For years, I had said “Yes” to any job. Any man. Any and every social invitation. Constantly pinballing between jobs, relationships, expectations, any project started on my own was swept to the periphery, soon abandoned. I hardly ate, slept, or had the energy to connect a full thought; my entire day was devoted to racing between the demands of others, racing to catch my breath, racing to simply make it to the next day.
I had no ownership over my voice. Therefore, I had no ownership in my life.
The very notion of having ownership in my world felt shameful. Unladylike. Selfish. Out of my hands.
Who was I to claim any stake in my life, let alone this world? How dare I consider having a voice, let alone dare to use it?

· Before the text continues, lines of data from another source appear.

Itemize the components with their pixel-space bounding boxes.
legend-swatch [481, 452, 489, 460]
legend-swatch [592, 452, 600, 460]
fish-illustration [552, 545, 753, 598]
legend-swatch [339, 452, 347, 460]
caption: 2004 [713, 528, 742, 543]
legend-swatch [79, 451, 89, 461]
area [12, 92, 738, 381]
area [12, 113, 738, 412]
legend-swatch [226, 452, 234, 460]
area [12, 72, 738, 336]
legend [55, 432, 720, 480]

Then one morning, the simplest, truest truth dawned like a little orb of a sun rising: I am a person. I have every right and claim and stake in this world for I am a person. My voice is a small, new sun gaining light, for it deserves to gaze and grace the living day.
I didn’t have a clue how to reinvent my life, find my true tribe, or create a path I could be proud of. Those things felt so daunting and although they are among the most important nourishments in a human life, we aren’t taught how to find them. So I did something simpler. I wrote three lists. A list of my core values: freedom, service, love, integrity, compassion, loyalty, excellence. A list of the habits and practices that would be part of my ideal day. And a list of the qualities that when I die, I will want my life to have stood for.
To soften the fear that rebirth is an enormous endeavor, I told myself all I would focus on were the words on those pages. Day after day, my one task was to honor those words through different practices. Doing so would manifest the larger whole.
It did. It continues to.
Rebirth begins and blooms one piece followed by another. Own your voice. Stake your claim on this planet for you are a singular, incandescent orb of light. Snuggle into the unique aria your voice. Listen to its needs, hopes, desires. Allow it to guide you as you create a world that reflects and honors your truth. Whenever fear and dragons shadow your path, listen even deeper. Your voice will light your way through every darkness.